Ausgefallene Performances auf der BühneCosplay-Contest auf der Gamescom in Köln – 160 Stunden Arbeit für ein Kostüm
Von wegen nur was für Zocker: Auf der Gamescom in Köln sind am Samstag (29.08.) Kostümfans so richtig auf ihre Kosten gekommen. Dreißig sogenannte „Cosplayer“ sind beim „Cosplay-Contest“ gegeneinander angetreten. Eine bunte Show, bei der es vor allem um die aufwendig selbstgebastelten Kostüme geht.

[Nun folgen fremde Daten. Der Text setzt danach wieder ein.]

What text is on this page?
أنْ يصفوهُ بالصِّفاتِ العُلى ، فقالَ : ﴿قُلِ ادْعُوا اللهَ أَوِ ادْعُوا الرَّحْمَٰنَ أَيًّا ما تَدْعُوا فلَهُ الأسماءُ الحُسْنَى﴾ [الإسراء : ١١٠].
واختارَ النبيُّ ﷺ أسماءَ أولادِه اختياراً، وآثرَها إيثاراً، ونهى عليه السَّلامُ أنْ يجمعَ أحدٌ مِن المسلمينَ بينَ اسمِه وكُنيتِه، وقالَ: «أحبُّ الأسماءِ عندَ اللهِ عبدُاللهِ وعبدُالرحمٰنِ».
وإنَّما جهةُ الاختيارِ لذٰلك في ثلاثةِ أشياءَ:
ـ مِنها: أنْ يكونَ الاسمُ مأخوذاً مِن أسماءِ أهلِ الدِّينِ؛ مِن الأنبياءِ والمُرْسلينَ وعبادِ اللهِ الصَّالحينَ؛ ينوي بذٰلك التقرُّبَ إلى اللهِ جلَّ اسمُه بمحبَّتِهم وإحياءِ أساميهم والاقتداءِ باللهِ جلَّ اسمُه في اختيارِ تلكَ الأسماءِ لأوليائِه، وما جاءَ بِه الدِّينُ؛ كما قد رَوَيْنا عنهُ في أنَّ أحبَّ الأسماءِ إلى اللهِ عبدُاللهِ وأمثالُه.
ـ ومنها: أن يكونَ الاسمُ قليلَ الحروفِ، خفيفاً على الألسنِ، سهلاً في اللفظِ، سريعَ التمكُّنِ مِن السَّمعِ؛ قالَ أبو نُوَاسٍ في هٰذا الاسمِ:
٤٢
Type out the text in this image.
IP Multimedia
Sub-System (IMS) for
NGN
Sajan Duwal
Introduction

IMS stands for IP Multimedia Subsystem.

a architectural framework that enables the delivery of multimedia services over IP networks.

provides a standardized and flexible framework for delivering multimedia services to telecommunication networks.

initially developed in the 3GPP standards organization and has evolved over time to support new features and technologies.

Japanisches Kult-Hobby erobert Gamescom
Cosplay setzt sich aus den Worten „costume“ und „play“ zusammen und bedeutet ganz einfach: Kostümspiel. Das Ganze kommt ursprünglich aus Japan. Dabei tauchen Menschen tief in die Welt ihrer Lieblingscharaktere aus Film, Videospielen oder Comics ein. Die Gamescom ist für die Szene ein beliebter Treff - der Gewinn des Wettbewerbs: ein absoluter Ritterschlag. Bewerben durfte sich jeder ab 18 Jahren. Wichtig außerdem: 80 Prozent des Kostüms müssen selbst hergestellt sein.

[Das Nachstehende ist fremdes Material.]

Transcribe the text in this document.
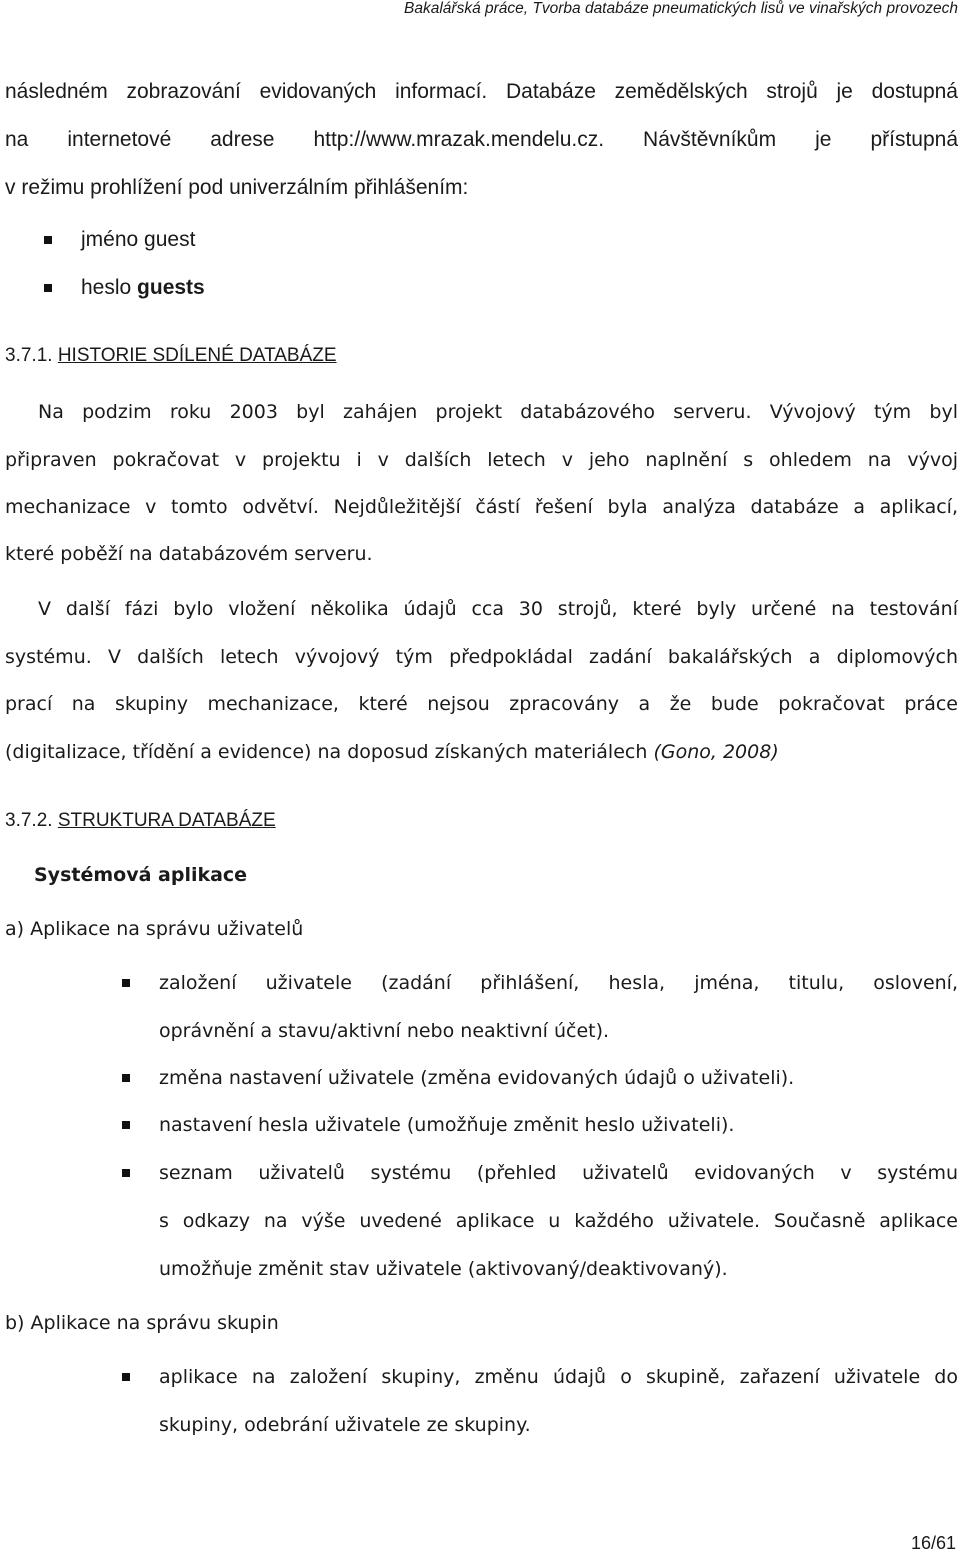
Bakalářská práce, Tvorba databáze pneumatických lisů ve vinařských provozech
následném zobrazování evidovaných informací. Databáze zemědělských strojů je dostupná
na internetové adrese http://www.mrazak.mendelu.cz. Návštěvníkům je přístupná
v režimu prohlížení pod univerzálním přihlášením:
jméno guest
heslo guests
3.7.1. HISTORIE SDÍLENÉ DATABÁZE
Na podzim roku 2003 byl zahájen projekt databázového serveru. Vývojový tým byl
připraven pokračovat v projektu i v dalších letech v jeho naplnění s ohledem na vývoj
mechanizace v tomto odvětví. Nejdůležitější částí řešení byla analýza databáze a aplikací,
které poběží na databázovém serveru.
V další fázi bylo vložení několika údajů cca 30 strojů, které byly určené na testování
systému. V dalších letech vývojový tým předpokládal zadání bakalářských a diplomových
prací na skupiny mechanizace, které nejsou zpracovány a že bude pokračovat práce
(digitalizace, třídění a evidence) na doposud získaných materiálech (Gono, 2008)
3.7.2. STRUKTURA DATABÁZE
Systémová aplikace
a) Aplikace na správu uživatelů
založení uživatele (zadání přihlášení, hesla, jména, titulu, oslovení,
oprávnění a stavu/aktivní nebo neaktivní účet).
změna nastavení uživatele (změna evidovaných údajů o uživateli).
nastavení hesla uživatele (umožňuje změnit heslo uživateli).
seznam uživatelů systému (přehled uživatelů evidovaných v systému
s odkazy na výše uvedené aplikace u každého uživatele. Současně aplikace
umožňuje změnit stav uživatele (aktivovaný/deaktivovaný).
b) Aplikace na správu skupin
aplikace na založení skupiny, změnu údajů o skupině, zařazení uživatele do
skupiny, odebrání uživatele ze skupiny.
16/61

Konkurrenz mit „Schmackes“
Aus rund 100 Bewerbern in diesem Jahr, haben es 30 in die Vorauswahl geschafft. Die Jury bewertet unter anderem: die Verarbeitung des Kostüms, die Materialien, das Make-up und natürlich den Unterhaltungsfaktor.

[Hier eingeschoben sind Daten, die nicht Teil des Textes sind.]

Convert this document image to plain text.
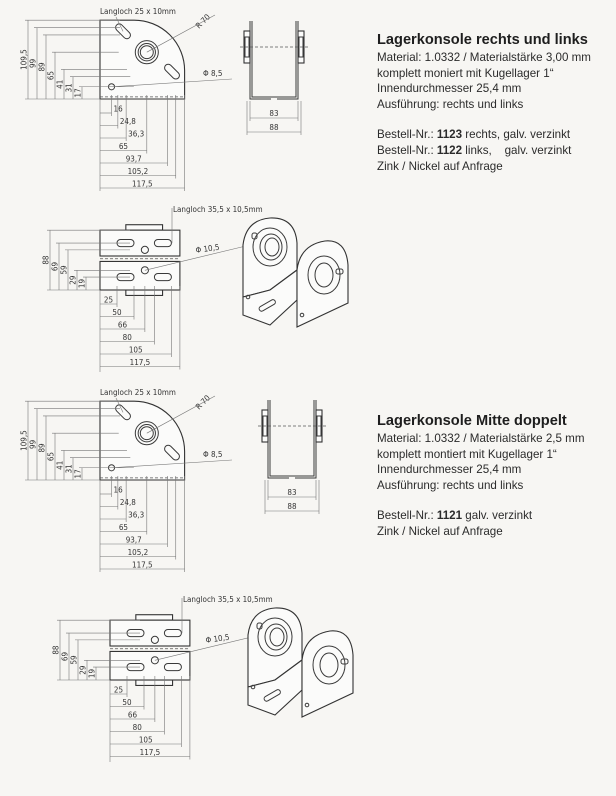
109,5 99 89
65
41 31
17
16
24,8
36,3
65
93,7
105,2
117,5
Langloch 25 x 10mm
R 70
Φ 8,5
83
88
88
69 59
29 19
25
50
66
80
105
117,5
Langloch 35,5 x 10,5mm
Φ 10,5
109,5 99 89
65
41 31
17
16
24,8
36,3
65
93,7
105,2
117,5
Langloch 25 x 10mm
R 70
Φ 8,5
83
88
88
69 59
29 19
25
50
66
80
105
117,5
Langloch 35,5 x 10,5mm
Φ 10,5
Lagerkonsole rechts und links

Material: 1.0332 / Materialstärke 3,00 mm

komplett moniert mit Kugellager 1“

Innendurchmesser 25,4 mm

Ausführung: rechts und links

Bestell-Nr.: 1123 rechts, galv. verzinkt

Bestell-Nr.: 1122 links,    galv. verzinkt

Zink / Nickel auf Anfrage

Lagerkonsole Mitte doppelt

Material: 1.0332 / Materialstärke 2,5 mm

komplett montiert mit Kugellager 1“

Innendurchmesser 25,4 mm

Ausführung: rechts und links

Bestell-Nr.: 1121 galv. verzinkt

Zink / Nickel auf Anfrage
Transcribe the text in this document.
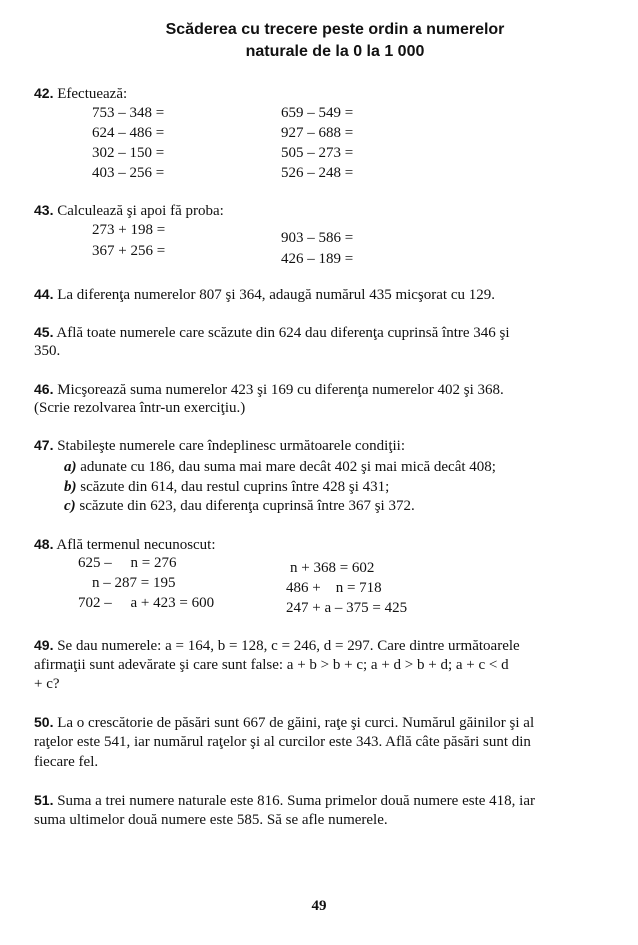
Scăderea cu trecere peste ordin a numerelor
naturale de la 0 la 1 000
42. Efectuează:
753 – 348 =
624 – 486 =
302 – 150 =
403 – 256 =
659 – 549 =
927 – 688 =
505 – 273 =
526 – 248 =
43. Calculează şi apoi fă proba:
273 + 198 =
367 + 256 =
903 – 586 =
426 – 189 =
44. La diferenţa numerelor 807 şi 364, adaugă numărul 435 micşorat cu 129.
45. Află toate numerele care scăzute din 624 dau diferenţa cuprinsă între 346 şi
350.
46. Micşorează suma numerelor 423 şi 169 cu diferenţa numerelor 402 şi 368.
(Scrie rezolvarea într-un exerciţiu.)
47. Stabileşte numerele care îndeplinesc următoarele condiţii:
a) adunate cu 186, dau suma mai mare decât 402 şi mai mică decât 408;
b) scăzute din 614, dau restul cuprins între 428 şi 431;
c) scăzute din 623, dau diferenţa cuprinsă între 367 şi 372.
48. Află termenul necunoscut:
625 –     n = 276
n – 287 = 195
702 –     a + 423 = 600
n + 368 = 602
486 +    n = 718
247 + a – 375 = 425
49. Se dau numerele: a = 164, b = 128, c = 246, d = 297. Care dintre următoarele
afirmaţii sunt adevărate şi care sunt false: a + b > b + c; a + d > b + d; a + c < d
+ c?
50. La o crescătorie de păsări sunt 667 de găini, raţe şi curci. Numărul găinilor şi al
raţelor este 541, iar numărul raţelor şi al curcilor este 343. Află câte păsări sunt din
fiecare fel.
51. Suma a trei numere naturale este 816. Suma primelor două numere este 418, iar
suma ultimelor două numere este 585. Să se afle numerele.
49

Dortmunderin holt zweiten Platz
Der große Abräumer des Abends ist ein 32-jähriger ITler aus Darmstadt. Sein Kostüm ist inspiriert von der Manga-Reihe „Attack on Titan“. Er nennt sich „Nils Beardfoot“ und bekommt für den ersten Platz 3.000 Euro Preisgeld. Platz 2 geht an Julie Ebben aus Dortmund - für ihr Kostüm der Firelady Azula aus „Avatar - Herr der Elemente“.